Lily Atkinson_1.55MB (1)

It is not often one gets the call to review a genuinely young emergent cabaret artist, so it was both pleasure and a sense of curiosity that drew me to see Lily Atkinson at the newly refurbished Pheasantry. Lily is comedian Rowan Atkinson’s daughter, very recently turned 21 and is pursuing a career in soul, R and B and pop singing.

Both parents, despite being recently divorced, were in attendance to support, as was family friend Jeremy Clarkson.

An attractive young woman, Lily explains in the show that whilst her childhood was steeped in many styles of music, it was especially with soul that she fell in love, and particularly admired Aretha Franklin. Hence, her current show focuses mainly on that genre.

She moves beautifully, and has a good flexible voice which she uses well, though with a little too much emphasis on vocal fry for my taste, and has a strong stage presence. Ably accompanied by Musical Director Sam Cable and 3 piece band, she has fun singing 3 Cool Cats and other jazz and R&B classics, and pays tribute to Amy Winehouse by singing a song she revived, Mr Magic.

A standout item was a medley of Why Don’t You Do Right, with her climbing on to the piano giving a languid delivery and moving into a more raunchy I Got Trouble.

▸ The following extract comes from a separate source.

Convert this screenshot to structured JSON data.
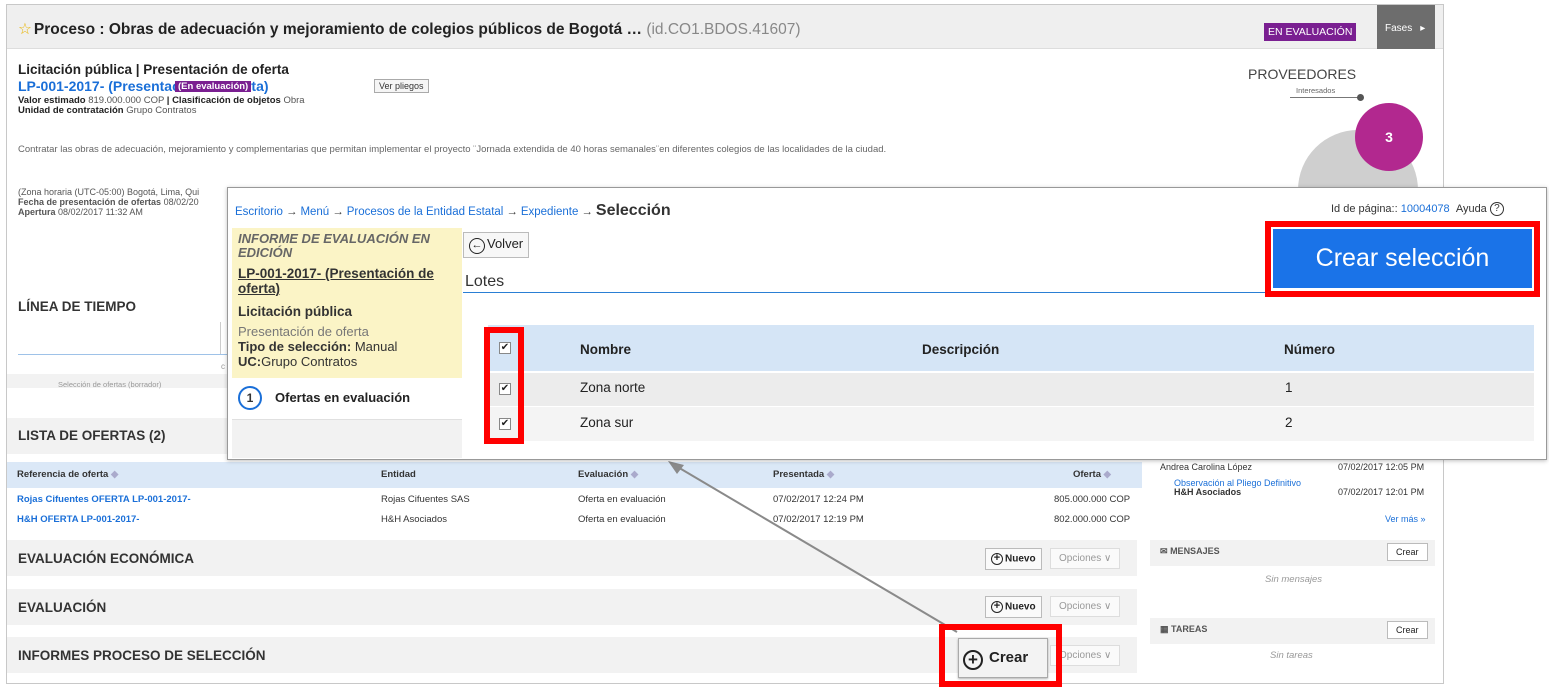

It is a well paced evening with a fairly good show structure, although her abrupt departure for the interval jarred rather. As her initial nerves settle, she is able to share a joke with the audience and enjoy some repartee. Nevertheless, I felt this is an area for her to work further on to gain more clarity and fluency. Very sensibly, Lily has sought out cabaret training from Excess All Areas.

Her greatest successes of the show, though, were when she sang her own material, some penned at the tender age of 16. Experiencing her first heartbreak led her to write What She Got, “..for 16 year olds all over crying in their bedrooms”. Far from being trite or sentimental, it touched the audience more directly than the soul numbers, not least because it was directly from the heart, and we felt we were able to get to know her a little on a more personal level.

The second half brought more such moments when her band left the stage and she performed an acoustic set with guitarist Joel sitting next to her. Once again, the connection with the audience was much more direct and satisfying. Down, her song of defiance to those who showed a lack of belief in her had us enthralled.

This is an interesting artist showing considerable promise, but she has not quite found her own voice yet. Much of the work shown tonight is derivative, admittedly from very fine artists, but with only the occasional placing of her own stamp on the material. One exception was her version of Pussy Cat Dolls Stickwitu.

At just 21, this is entirely forgivable. It is no accident that most cabaret performers come to the artform later rather than earlier in their careers. There are still a few rough edges to polish, but I look forward to seeing her development as she matures both personally and artistically, perhaps most particularly as a singer/songwriter.